Pearls of Causality #11: Front- and Back-Door Adjustment
Published:
Two ways to shut the door before confounding enters the scene.
PoC Post Series
Back-Door Adjustment
Last time we have seen how we can adjust for direct causes by giving conditions for which variables we need to observe: for calculating $P(y|do(X=x))$, we need $Y, X, Pa_X$. This post gives two more general formulas that can be applied to DAGs to test whether the adjustment conditions are satisfied.
The main idea behind the generalization is the fact that not only $Pa_X$) can block the incoming paths to $X$. As these paths come from the non-descendants of $X$ and the edges point toward $X$, the whole concept is thought of as having (and to screen off confounding, blocking) a back door.
A variable set $Z$ satisfies the Back-Door Criterion to an ordered pair of variables $(X, Y)$ in a DAG if:
- nodes in $Z$ are non-descendants of $X$
- $Z$ blocks every incoming path into $X$
The Back-Door Criterion makes a statement about an ordered pair; i.e., $Y$ is a descendant of $X$ (there is a path from $X$ to $Y$). The first condition generalizes the requirement for observing $Pa_X$, for any non-descendant of $X$ suffices to block the incoming paths into $X$ - as of the second condition.
That is, we are looking for a set of variables $Z$ such that every path $X \leftarrow \dots - Z - \dots - Y$ is blocked. Note that here $-$ stands for any of $\leftrightarrow, \rightarrow, \leftarrow$. The only constraint is that the path has an edge pointing into $X$. As we want to reason about the effect of $X$ on $Y$, we need to leave the paths from $X$ to $Y$ unblocked but all paths into $X$ blocked.
After understanding the Back-Door Criterion, we can apply this to calculate interventional distributions.
\[P(y|do(X=x)) = \sum_z P(y|x,z)P(z)\]If a variable set $Z$ satisfies the Back-Door Criterion relative to $(X, Y)$ then the effect of $X$ on $Y$ is given by:
This is the same formula we had for adjusting for direct causes. Nonetheless, the scenarios where we can apply it are more general.
The formula can be interpreted as dividing the data into categories by the values of $Z$ and $X$ (this is also called stratifying) and calculating the weighted average of the strata (this is the fancy plural form expressing data categories). By conditioning on these two variables, we make the strata independent of each other - as $Z$ blocks the Back-Door paths, conditioning on $X$ is the same as $do(X=x)$. Note that for general $Z$ this would not be the case.
Front-Door Adjustment
The Back-Door Adjustment formula is nice, but unfortunately it is sometimes not applicable. It can be a quite strong assumption that we can observe a sufficient set of variables that block all Back-Door paths.
The intuition for the more general formula of Front-Door Adjustment comes from the genius observation that houses usually have a front entrance, not just a back one.

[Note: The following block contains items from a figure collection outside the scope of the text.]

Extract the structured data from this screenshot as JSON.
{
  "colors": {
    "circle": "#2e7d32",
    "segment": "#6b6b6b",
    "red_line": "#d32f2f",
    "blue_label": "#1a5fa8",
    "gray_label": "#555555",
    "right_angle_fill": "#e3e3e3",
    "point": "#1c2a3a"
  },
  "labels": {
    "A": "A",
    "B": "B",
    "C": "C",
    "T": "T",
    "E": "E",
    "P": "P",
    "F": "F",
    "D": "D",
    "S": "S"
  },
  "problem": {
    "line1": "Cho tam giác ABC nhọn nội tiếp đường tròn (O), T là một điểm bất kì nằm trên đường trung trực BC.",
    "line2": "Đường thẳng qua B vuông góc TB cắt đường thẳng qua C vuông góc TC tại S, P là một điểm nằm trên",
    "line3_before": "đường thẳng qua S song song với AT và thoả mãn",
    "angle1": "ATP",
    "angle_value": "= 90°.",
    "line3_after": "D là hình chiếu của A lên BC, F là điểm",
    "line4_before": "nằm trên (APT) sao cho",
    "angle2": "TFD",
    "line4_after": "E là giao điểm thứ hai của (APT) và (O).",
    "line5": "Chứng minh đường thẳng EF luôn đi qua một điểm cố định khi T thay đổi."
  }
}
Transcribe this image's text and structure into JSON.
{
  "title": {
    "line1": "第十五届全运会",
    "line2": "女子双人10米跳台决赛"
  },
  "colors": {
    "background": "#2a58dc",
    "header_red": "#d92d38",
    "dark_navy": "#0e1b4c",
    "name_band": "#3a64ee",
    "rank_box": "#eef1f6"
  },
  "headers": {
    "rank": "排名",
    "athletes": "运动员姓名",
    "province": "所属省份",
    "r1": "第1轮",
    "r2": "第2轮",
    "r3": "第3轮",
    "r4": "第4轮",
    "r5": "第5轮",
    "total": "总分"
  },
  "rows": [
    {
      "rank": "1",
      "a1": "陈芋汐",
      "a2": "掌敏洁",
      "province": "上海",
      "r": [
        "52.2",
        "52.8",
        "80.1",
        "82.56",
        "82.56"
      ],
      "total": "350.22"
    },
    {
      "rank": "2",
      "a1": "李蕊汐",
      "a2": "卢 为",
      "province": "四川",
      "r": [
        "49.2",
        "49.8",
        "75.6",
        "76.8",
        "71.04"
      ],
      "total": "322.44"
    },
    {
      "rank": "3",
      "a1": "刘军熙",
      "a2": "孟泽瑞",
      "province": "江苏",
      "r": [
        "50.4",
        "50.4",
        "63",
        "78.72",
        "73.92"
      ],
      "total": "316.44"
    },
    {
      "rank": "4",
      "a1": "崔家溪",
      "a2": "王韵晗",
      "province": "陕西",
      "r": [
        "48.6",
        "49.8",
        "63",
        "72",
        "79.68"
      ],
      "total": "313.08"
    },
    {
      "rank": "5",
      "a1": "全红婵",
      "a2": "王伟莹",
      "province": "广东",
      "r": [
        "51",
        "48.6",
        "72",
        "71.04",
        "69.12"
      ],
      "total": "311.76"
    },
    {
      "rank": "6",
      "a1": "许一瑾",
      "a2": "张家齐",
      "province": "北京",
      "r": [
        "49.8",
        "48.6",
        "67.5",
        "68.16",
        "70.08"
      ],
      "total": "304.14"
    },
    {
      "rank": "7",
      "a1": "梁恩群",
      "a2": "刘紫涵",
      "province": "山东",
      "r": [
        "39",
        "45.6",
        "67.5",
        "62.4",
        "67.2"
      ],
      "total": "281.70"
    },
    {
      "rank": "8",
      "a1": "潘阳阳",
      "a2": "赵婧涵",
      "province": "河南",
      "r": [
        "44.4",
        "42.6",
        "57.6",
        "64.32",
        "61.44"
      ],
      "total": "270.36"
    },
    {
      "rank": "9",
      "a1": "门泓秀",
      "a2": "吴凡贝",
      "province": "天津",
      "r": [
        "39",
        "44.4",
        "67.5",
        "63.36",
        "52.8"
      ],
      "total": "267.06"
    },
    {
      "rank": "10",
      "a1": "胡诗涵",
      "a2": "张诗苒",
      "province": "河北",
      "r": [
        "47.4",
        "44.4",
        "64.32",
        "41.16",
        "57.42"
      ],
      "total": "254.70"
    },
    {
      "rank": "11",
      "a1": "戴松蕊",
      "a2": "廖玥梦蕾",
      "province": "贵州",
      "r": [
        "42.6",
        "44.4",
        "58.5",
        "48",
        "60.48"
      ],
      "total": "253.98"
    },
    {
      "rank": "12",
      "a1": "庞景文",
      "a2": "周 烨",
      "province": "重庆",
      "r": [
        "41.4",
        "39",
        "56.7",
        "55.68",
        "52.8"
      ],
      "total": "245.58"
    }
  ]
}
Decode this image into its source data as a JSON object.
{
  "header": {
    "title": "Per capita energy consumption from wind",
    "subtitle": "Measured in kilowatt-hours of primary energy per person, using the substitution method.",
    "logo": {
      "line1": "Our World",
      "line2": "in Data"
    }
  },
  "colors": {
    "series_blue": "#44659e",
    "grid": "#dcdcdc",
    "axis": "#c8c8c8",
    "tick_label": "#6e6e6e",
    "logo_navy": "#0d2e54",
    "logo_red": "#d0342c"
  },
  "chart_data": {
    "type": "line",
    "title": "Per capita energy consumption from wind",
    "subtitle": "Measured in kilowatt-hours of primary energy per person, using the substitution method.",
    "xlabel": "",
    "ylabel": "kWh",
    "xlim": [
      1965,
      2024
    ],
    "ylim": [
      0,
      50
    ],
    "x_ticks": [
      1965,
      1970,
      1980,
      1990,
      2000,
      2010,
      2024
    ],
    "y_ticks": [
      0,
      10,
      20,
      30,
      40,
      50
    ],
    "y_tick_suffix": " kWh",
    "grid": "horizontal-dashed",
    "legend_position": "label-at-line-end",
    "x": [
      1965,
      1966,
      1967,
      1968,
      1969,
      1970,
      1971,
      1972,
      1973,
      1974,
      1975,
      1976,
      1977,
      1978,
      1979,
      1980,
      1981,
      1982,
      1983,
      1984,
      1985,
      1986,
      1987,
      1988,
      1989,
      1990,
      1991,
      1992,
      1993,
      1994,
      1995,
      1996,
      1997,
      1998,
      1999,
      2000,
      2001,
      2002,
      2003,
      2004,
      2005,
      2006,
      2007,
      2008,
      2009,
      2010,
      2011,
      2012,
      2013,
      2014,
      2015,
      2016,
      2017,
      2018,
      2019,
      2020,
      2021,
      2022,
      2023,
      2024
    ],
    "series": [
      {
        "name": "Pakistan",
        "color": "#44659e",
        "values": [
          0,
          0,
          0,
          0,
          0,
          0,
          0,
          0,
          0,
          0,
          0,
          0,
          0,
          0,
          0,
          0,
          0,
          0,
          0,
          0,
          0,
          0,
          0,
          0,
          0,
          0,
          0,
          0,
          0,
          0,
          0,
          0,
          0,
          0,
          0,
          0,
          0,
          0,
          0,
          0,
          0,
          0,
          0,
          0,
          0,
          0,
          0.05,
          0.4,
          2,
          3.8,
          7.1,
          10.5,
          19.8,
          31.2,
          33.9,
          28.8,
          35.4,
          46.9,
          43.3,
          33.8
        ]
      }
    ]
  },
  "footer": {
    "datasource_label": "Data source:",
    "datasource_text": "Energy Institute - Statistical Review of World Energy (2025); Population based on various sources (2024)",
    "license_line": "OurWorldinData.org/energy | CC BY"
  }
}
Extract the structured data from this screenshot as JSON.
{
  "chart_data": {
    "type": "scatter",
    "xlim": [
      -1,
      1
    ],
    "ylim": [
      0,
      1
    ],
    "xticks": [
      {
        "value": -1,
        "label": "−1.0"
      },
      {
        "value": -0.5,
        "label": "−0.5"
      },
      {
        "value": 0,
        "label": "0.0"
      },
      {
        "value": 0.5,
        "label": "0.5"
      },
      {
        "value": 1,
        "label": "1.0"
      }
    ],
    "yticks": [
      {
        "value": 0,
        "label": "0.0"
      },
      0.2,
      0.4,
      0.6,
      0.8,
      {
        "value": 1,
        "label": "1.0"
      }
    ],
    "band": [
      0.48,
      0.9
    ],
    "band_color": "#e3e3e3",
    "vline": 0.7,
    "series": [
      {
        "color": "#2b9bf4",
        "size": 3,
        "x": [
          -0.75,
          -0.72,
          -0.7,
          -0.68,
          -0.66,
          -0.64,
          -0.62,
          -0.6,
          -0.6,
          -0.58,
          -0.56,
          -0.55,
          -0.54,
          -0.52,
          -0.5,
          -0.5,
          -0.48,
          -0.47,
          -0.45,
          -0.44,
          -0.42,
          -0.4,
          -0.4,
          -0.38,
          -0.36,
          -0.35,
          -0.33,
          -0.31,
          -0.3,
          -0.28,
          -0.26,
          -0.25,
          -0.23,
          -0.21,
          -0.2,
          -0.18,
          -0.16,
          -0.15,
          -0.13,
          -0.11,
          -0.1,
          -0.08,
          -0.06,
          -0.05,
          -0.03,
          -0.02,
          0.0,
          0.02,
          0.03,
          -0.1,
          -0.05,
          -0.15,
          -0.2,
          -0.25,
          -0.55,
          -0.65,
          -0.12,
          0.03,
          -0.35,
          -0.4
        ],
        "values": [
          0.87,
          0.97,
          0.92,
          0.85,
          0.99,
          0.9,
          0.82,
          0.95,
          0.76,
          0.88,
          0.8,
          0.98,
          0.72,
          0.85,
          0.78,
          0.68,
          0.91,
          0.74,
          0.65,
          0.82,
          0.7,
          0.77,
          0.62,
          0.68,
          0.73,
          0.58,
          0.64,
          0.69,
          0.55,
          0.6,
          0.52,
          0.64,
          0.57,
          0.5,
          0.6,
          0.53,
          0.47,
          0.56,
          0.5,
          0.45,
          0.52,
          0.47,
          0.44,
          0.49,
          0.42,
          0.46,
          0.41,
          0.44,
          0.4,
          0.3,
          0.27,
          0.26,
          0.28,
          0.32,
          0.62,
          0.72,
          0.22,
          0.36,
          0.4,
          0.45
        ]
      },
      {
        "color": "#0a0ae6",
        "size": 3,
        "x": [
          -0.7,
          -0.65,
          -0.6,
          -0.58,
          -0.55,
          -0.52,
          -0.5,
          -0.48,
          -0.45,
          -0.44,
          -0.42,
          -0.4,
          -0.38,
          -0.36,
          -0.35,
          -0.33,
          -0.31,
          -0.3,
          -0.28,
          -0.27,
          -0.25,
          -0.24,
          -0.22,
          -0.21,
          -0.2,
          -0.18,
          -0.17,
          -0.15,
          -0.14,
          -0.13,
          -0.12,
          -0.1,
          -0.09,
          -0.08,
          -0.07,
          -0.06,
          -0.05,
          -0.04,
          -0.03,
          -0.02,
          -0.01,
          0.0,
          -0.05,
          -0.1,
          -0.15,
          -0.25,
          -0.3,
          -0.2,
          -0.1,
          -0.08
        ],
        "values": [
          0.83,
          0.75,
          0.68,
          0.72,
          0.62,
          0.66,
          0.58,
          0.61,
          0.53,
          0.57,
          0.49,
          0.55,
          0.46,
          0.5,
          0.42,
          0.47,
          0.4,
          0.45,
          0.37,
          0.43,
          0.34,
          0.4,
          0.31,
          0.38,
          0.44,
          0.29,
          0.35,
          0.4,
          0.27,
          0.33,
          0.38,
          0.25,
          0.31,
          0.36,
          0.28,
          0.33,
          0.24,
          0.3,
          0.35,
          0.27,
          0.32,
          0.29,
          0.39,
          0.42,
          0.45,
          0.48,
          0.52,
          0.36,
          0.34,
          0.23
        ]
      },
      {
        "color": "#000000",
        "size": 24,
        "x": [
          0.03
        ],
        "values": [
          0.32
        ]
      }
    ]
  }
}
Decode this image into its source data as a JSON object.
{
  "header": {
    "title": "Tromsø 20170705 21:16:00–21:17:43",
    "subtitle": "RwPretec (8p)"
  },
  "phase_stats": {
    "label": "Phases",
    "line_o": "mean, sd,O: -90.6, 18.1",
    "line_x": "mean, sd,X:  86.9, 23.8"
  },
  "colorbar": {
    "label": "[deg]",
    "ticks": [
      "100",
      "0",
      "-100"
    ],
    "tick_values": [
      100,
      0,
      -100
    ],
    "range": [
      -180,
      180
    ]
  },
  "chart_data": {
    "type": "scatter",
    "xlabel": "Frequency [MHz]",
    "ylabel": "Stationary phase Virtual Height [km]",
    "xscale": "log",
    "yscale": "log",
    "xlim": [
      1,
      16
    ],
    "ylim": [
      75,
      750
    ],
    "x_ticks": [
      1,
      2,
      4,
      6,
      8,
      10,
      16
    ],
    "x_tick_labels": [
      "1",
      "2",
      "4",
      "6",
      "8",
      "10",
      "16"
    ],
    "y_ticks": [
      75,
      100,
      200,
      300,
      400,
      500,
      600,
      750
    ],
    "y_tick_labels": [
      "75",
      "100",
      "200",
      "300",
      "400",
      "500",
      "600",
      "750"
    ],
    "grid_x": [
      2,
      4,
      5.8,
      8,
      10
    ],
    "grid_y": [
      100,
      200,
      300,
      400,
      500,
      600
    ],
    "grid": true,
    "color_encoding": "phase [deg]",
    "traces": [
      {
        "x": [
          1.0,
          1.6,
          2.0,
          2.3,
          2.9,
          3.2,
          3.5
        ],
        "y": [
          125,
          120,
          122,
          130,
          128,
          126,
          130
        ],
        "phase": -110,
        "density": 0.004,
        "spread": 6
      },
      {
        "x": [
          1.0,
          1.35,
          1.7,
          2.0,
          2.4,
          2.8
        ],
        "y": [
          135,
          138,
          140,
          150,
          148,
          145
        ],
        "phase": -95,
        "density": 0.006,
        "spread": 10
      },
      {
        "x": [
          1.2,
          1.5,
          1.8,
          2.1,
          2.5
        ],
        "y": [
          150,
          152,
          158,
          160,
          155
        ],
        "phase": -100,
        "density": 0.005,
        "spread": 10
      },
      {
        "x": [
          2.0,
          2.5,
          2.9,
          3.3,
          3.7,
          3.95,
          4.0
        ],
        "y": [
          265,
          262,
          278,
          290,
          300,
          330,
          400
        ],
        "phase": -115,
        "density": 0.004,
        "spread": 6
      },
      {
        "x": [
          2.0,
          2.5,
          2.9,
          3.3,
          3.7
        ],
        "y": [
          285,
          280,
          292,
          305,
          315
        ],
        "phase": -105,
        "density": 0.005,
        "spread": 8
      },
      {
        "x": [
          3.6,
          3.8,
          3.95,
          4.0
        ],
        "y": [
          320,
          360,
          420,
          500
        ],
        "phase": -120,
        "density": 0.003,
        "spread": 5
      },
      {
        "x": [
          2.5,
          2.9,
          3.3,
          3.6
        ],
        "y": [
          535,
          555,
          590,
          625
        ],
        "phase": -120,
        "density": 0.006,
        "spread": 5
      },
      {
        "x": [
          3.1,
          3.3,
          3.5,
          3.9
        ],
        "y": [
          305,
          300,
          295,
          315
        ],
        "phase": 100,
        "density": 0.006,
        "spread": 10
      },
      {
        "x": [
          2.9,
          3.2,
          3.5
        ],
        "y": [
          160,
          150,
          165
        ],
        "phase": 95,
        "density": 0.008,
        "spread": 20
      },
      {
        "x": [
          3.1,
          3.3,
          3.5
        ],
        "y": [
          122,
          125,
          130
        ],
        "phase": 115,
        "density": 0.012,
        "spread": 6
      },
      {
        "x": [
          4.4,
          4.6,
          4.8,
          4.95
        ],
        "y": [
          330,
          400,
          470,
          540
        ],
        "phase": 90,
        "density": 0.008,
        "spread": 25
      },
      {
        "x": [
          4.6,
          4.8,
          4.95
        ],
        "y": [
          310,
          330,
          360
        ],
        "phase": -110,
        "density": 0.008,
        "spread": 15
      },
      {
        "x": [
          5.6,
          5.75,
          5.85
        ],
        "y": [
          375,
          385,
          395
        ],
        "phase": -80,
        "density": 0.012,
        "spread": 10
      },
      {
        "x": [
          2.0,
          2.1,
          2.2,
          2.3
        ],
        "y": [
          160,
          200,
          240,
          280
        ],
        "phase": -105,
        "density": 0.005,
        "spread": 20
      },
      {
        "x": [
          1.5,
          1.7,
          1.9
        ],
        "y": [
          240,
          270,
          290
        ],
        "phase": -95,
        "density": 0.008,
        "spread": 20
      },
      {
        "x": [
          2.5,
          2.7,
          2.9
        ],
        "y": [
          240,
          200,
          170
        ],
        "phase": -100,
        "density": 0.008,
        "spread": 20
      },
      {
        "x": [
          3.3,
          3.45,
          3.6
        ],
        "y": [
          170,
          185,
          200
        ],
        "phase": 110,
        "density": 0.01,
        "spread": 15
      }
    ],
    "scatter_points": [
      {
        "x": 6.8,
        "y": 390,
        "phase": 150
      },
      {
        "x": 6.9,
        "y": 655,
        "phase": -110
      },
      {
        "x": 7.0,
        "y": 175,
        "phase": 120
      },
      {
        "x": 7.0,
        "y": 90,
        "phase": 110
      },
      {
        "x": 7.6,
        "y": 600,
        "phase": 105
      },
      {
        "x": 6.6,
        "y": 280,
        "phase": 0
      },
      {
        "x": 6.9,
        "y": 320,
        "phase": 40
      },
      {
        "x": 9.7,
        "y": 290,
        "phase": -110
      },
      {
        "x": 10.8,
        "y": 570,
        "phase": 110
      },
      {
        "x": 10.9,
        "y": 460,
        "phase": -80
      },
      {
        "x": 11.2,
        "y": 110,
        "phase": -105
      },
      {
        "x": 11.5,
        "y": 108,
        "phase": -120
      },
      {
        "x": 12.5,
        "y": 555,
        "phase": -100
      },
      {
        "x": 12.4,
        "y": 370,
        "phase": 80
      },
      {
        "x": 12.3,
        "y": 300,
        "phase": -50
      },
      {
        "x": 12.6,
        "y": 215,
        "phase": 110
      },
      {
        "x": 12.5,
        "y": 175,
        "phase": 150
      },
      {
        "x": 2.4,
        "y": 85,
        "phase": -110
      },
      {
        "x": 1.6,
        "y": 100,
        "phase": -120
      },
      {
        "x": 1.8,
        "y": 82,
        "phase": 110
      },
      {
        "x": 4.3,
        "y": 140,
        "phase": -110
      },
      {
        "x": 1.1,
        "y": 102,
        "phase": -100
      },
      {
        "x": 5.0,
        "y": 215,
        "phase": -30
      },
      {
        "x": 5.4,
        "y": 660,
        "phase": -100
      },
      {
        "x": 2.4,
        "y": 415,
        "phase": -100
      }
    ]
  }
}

A variable set $Z$ satisfies the Front-Door Criterion to an ordered pair of variables $(X, Y)$ in a DAG if:
- $Z$ blocks every directed path from $X$ to $Y$
- There is no back-door path from $X$ to $Z$
- All back-door paths from $Z$ to $Y$ are blocked by $X$
Let’s work through these three conditions.
- The first condition states the conditional independence $X\perp Y | Z$.
- The second condition postulates that $P(z|x)=P(z|do(X=x)$ - note that the first condition says that $Z$ must be in between $X$ and $Y$, i.e., $Z$ is a descendant of $X$.
- The third condition says that $X$ acts as a Back-Door for the effect of $Z$ on $Y$. So the effect of $Z$ on $Y$ can be calculated by the Back-Door Adjustment formula.
These conditions result in a formula that applies Back-Door Adjustment twice: once for calculating the effect of $X$ on $Z$ and once for using $X$ as a Back-Door for estimating the effect of $Z$ on $Y$.
If a variable set $Z$ satisfies the Front-Door Criterion relative to $(X, Y)$ and if $P(x,z) >0$ then the effect of $X$ on $Y$ is given by: \(P(y|do(X=x)) = \sum_z P(z|x)\sum_{x'}P(y|x', z)P(x')\)
The outer sum is effect of $X$ on $Z$; the second condition makes it sure that the conditional is the same as the interventional distribution. The inner sum is the effect of $Z$ on $Y$; calculated by the Back-Door Adjustment formula.
The requirement for a positive $P(x,z)$ distribution makes sure that the conditional $P(y|x,z)$ is well-defined - meaning that all $x,z$ combinations are yielding meaningful strata.
Summary
Our endeavor to find ways to adjust for confounding resulted in two practical formulas. Now we can fight confounding. Of course, this requires that we know that confounding is present with a specific structure.